‘Se eu fosse branca, não me abordaria’, diz mulher que acusa funcionário de racismo

Maria Angélica, 54, usava turbante, quando foi abordada em farmácia de Salvador

Por Bruno Wendel, no Correio 24 horas

Foto: Geledés 

Primeiro foi preciso recuperar a autoestima para então tornar a sua dor pública. “Se eu fosse uma mulher branca de turbante, ele não me abordaria”, diz Maria Angélica Calmon, 54 anos, assessora de formatura e eventos, que acusa um funcionário da farmácia Drogasil do Salvador Shopping de racismo.

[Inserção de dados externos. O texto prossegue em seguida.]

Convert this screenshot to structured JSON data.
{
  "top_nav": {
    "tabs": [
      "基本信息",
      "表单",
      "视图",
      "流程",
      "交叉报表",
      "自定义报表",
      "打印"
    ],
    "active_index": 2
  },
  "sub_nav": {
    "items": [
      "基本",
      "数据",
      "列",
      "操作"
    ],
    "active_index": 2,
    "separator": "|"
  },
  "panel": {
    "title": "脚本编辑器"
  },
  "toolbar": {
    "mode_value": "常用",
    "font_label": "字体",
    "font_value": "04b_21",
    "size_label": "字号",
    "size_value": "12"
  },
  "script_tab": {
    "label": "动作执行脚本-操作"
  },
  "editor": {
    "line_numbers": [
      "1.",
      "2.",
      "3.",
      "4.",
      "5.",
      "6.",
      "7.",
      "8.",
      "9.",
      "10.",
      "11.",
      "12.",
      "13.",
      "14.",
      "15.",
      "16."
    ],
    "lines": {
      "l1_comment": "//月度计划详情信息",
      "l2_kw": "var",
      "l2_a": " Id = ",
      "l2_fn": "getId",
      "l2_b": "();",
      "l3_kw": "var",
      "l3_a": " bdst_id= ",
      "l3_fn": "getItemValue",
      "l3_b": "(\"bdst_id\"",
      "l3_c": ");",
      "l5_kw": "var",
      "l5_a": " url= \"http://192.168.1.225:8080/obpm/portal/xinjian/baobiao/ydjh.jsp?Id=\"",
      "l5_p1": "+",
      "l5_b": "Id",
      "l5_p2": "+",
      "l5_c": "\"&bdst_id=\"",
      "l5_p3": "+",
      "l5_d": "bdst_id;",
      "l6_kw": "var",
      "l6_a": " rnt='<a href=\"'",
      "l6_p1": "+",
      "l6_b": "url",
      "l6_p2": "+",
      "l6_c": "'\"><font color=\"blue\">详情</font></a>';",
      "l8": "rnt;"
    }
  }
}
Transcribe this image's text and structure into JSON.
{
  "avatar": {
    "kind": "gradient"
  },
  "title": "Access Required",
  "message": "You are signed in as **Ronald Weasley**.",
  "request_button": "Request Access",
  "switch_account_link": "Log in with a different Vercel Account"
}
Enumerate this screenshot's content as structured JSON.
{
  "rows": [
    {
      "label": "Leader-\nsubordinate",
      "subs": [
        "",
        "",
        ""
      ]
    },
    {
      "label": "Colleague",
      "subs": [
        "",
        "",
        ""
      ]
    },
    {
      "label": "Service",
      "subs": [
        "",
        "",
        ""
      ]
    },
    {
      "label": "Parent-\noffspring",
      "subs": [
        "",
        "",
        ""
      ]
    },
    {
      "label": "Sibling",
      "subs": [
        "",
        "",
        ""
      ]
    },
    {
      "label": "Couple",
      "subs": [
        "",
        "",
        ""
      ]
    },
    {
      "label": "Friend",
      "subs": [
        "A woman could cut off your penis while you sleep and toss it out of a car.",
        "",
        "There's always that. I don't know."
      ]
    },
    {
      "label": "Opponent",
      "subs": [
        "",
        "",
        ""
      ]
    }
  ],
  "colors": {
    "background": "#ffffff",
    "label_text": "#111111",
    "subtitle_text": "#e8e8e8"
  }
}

Maria Angélica conta que estava com a neta de 7 anos, quando um funcionário da farmácia a abordou alegando que uma câmera da loja havia registrado o momento em que ela teria saído do estabelecimento sem pagar por um produto. Apesar de ter negado a acusação, ela teve que passar pelo constangimento de abrir a bolsa na praça central do shopping para provar que era inocente.

“Abri a bolsa, coloquei tudo no chão, de forma que ele pudesse ver todo o conteúdo. Quando ele viu que não tinha nada, disse para mim: ‘Não precisava disso’, e saiu em disparada”, contou ela, que prestou queixa na 16ª Delegacia (Pituba).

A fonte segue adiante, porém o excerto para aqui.